Pour l’instant, il ne s’agit pas d’un tel blocus. Toutefois, toujours d’après les sources diplomatiques de Bruxelles, interviewées par Kommersant, le conflit autour du partenariat oriental et les restrictions commerciales pourrait avoir un impact sur les autres aspects des relations entre la Russie et l’UE. « Dès que la Lituanie partage l’orientation de l’Ukraine vers l’Europe et les Pays-Bas lui reproche l’arrestation du navire Arctic Sunrise, Moscou réagit en instaurant des restrictions commerciale, mais cela ne se fait pas ainsi », a indiqué un des interlocuteurs du journal. « Cela donne aux sceptiques au sein de l’UE et, notamment, du Parlement européen des arguments supplémentaires contre la Russie ».

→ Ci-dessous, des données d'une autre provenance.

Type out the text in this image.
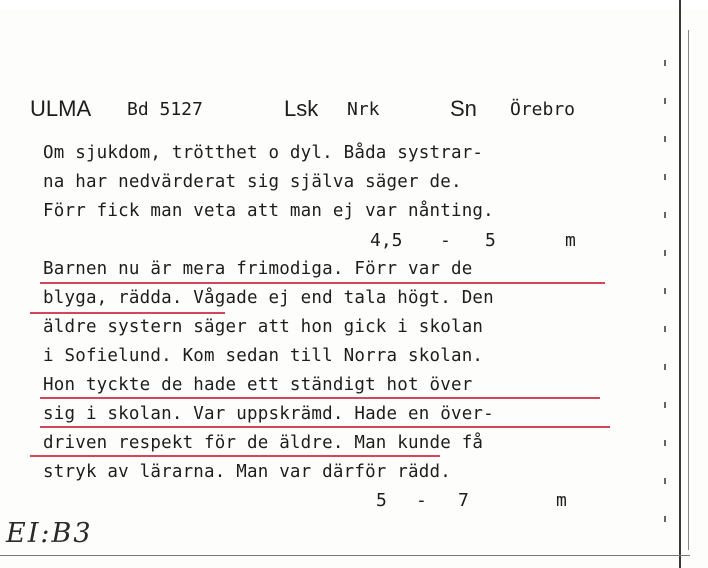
ULMA Bd 5127	Lsk Nrk	Sn Örebro
Om sjukdom, trötthet o dyl. Båda systrar-
na har nedvärderat sig själva säger de.
Förr fick man veta att man ej var nånting.
4,5 - 5	m
Barnen nu är mera frimodiga. Förr var de
blyga, rädda. Vågade ej end tala högt. Den
äldre systern säger att hon gick i skolan
i Sofielund. Kom sedan till Norra skolan.
Hon tyckte de hade ett ständigt hot över
sig i skolan. Var uppskrämd. Hade en över-
driven respekt för de äldre. Man kunde få
stryk av lärarna. Man var därför rädd.
5 - 7	m
EI:B3
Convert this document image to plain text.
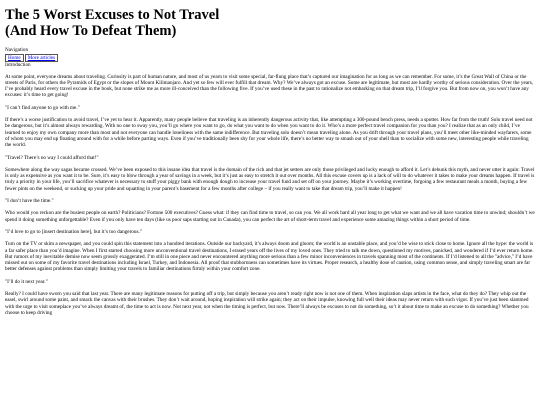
The 5 Worst Excuses to Not Travel
(And How To Defeat Them)
Navigation
Home More articles
Introduction

At some point, everyone dreams about traveling. Curiosity is part of human nature, and most of us yearn to visit some special, far-flung place that’s captured our imagination for as long as we can remember. For some, it’s the Great Wall of China or the streets of Paris, for others the Pyramids of Egypt or the slopes of Mount Kilimanjaro. And yet so few will ever fulfill that dream. Why? We’ve always got an excuse. Some are legitimate, but most are hardly worthy of serious consideration. Over the years, I’ve probably heard every travel excuse in the book, but none strike me as more ill-conceived than the following five. If you’ve used these in the past to rationalize not embarking on that dream trip, I’ll forgive you. But from now on, you won’t have any excuses: it’s time to get going!

"I can’t find anyone to go with me."

If there’s a worse justification to avoid travel, I’ve yet to hear it. Apparently, many people believe that traveling is an inherently dangerous activity that, like attempting a 300-pound bench press, needs a spotter. How far from the truth! Solo travel need not be dangerous, but it’s almost always rewarding. With no one to sway you, you’ll go where you want to go, do what you want to do when you want to do it. Who’s a more perfect travel companion for you than you? I realize that as an only child, I’ve learned to enjoy my own company more than most and not everyone can handle loneliness with the same indifference. But traveling solo doesn’t mean traveling alone. As you drift through your travel plans, you’ll meet other like-minded wayfarers, some of whom you may end up floating around with for a while before parting ways. Even if you’ve traditionally been shy for your whole life, there’s no better way to smash out of your shell than to socialize with some new, interesting people while traveling the world.

"Travel? There’s no way I could afford that!"

Somewhere along the way sagas became crossed. We’ve been exposed to this insane idea that travel is the domain of the rich and that jet setters are only those privileged and lucky enough to afford it. Let’s debunk this myth, and never utter it again: Travel is only as expensive as you want it to be. Sure, it’s easy to blow through a year of savings in a week, but it’s just as easy to stretch it out over months. All this excuse covers up is a lack of will to do whatever it takes to make your dreams happen. If travel is truly a priority in your life, you’ll sacrifice whatever is necessary to stuff your piggy bank with enough dough to increase your travel fund and set off on your journey. Maybe it’s working overtime, forgoing a few restaurant meals a month, buying a few fewer pints on the weekend, or sucking up your pride and squatting in your parent’s basement for a few months after college – if you really want to take that dream trip, you’ll make it happen!

"I don’t have the time."

Who would you reckon are the busiest people on earth? Politicians? Fortune 500 executives? Guess what: if they can find time to travel, so can you. We all work hard all year long to get what we want and we all have vacation time to unwind; shouldn’t we spend it doing something unforgettable? Even if you only have ten days (like us poor saps starting out in Canada), you can perfect the art of short-term travel and experience some amazing things within a short period of time.

"I’d love to go to [insert destination here], but it’s too dangerous."

Turn on the TV or skim a newspaper, and you could spin this statement into a hundred iterations. Outside our backyard, it’s always doom and gloom; the world is an unstable place, and you’d be wise to stick close to home. Ignore all the hype: the world is a far safer place than you’d imagine. When I first started choosing more unconventional travel destinations, I erased years off the lives of my loved ones. They tried to talk me down, questioned my motives, panicked, and wondered if I’d ever return home. But rumors of my inevitable demise now seem grossly exaggerated. I’m still in one piece and never encountered anything more serious than a few minor inconveniences in travels spanning most of the continents. If I’d listened to all the "advice," I’d have missed out on some of my favorite travel destinations including Israel, Turkey, and Indonesia. All proof that stubbornness can sometimes have its virtues. Proper research, a healthy dose of caution, using common sense, and simply traveling smart are far better defenses against problems than simply limiting your travels to familiar destinations firmly within your comfort zone.

"I’ll do it next year."

Really? I could have sworn you said that last year. There are many legitimate reasons for putting off a trip, but simply because you aren’t ready right now is not one of them. When inspiration slaps artists in the face, what do they do? They whip out the easel, swirl around some paint, and smack the canvas with their brushes. They don’t wait around, hoping inspiration will strike again; they act on their impulse, knowing full well their ideas may never return with such vigor. If you’ve just been slammed with the urge to visit someplace you’ve always dreamt of, the time to act is now. Not next year, not when the timing is perfect, but now. There’ll always be excuses to not do something, so’t it about time to make an excuse to do something? Whether you choose to keep driving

En raison d’une guerre commerciale russo-polonaise et du conflit politique avec la Lituanie, la Russie n’a pas réussi en 2007 d’établir rapidement un nouvel accord sur la coopération avec l’UE, et le document n’a pas toujours été adopté. Maintenant, c’est le dialogue sur les visas qui est menacé. Les diplomates russes espéraient auparavant de signer un accord avec Bruxelles sur la facilitation des visas en juin dernier, mais n’ont pas réussi à le faire et voulaient donc éliminer les différences pour parvenir à le conclure au sommet Russie-UE prévu décembre. Désormais, la Russie a diminué ses chances d’une percée.

Cependant, le communiqué du FTS montre que Moscou pourrait encore résoudre le conflit avant le sommet.